The bike trail system consists of three different things.  Bike routes are the simplest and cheapest part of the plan.  These are a series of connected streets that use signage to notify cyclists of a safe route to a pre-determined destination.
“We already have people that work at Lockheed and school kids that have created bike routes of their own,” Tharp said.  “We kind of looked at that and where they’re going and how those work.”
Tharp said he’s had discussions with Lockheed on where a potential Lockheed bike route would enter into their facility so interested workers could have a known route to use if bicycling into work.
Bike lanes were also discussed.  These are one way lanes painted onto existing streets for cyclists to ride in.  The plan currently includes a few bike lane paths along some of the city’s roads.
“All these roads are big enough to accommodate that, as far as width of road.  Generally speaking, on these particular routes there is minimal residential parking out on the street that would interfere with the lane,” Tharp said.
The final aspect of the plan are bike paths, which are new sidewalk pathways that would be built for the use of cyclists, walkers, and joggers.  These would be the most expensive aspect of the plan and as such were referred to as a longer term goal than the routes and lanes.

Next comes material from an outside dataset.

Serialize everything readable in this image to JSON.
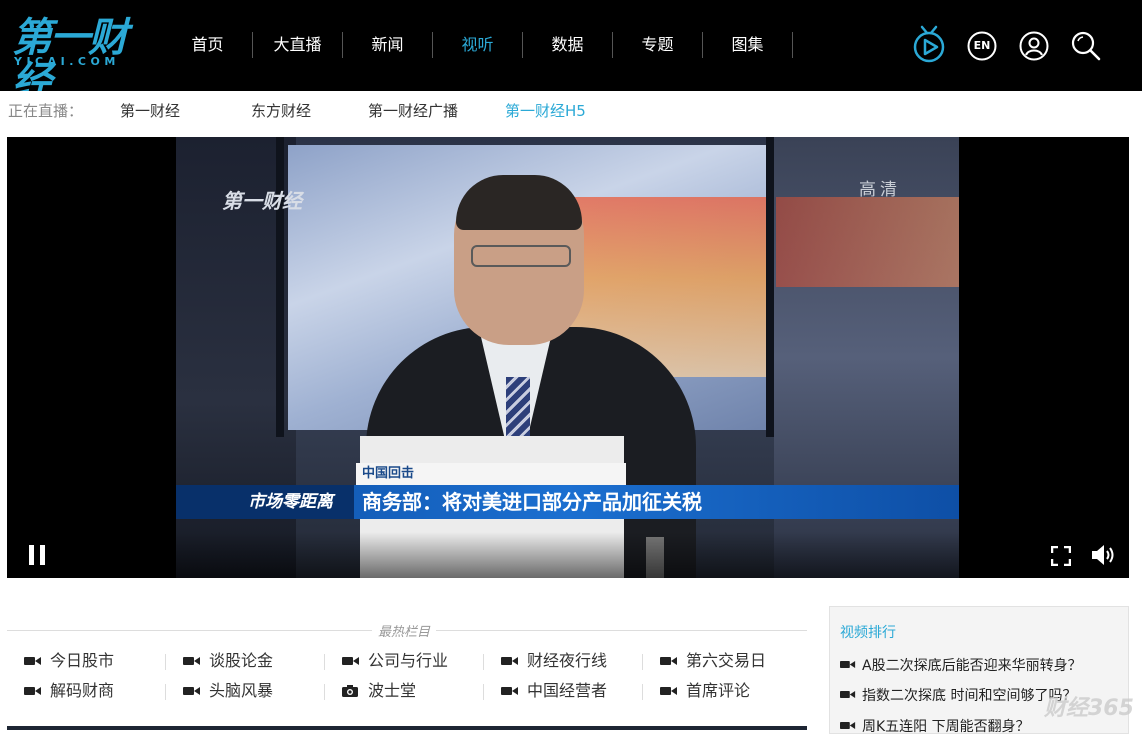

Speaking about the criteria for the overall bike trail system, Tharp said safety for cyclists and drivers was a top concern.  Things like car counts, traffic flows, school zones, and intersections were also listed as things to consider when putting the trail system together.  Topography and connectivity also come into play as considerations. Opening up the issue for discussion with the EDC, Tharp was asked about grant money that might help pay for the bike trail system.  He indicated that there was grant money available for things like this but that they were trying to get the plan in place first.  Tharp indicated that he will begin looking into grants that could help pay for the bike trail system and will report back to the EDC.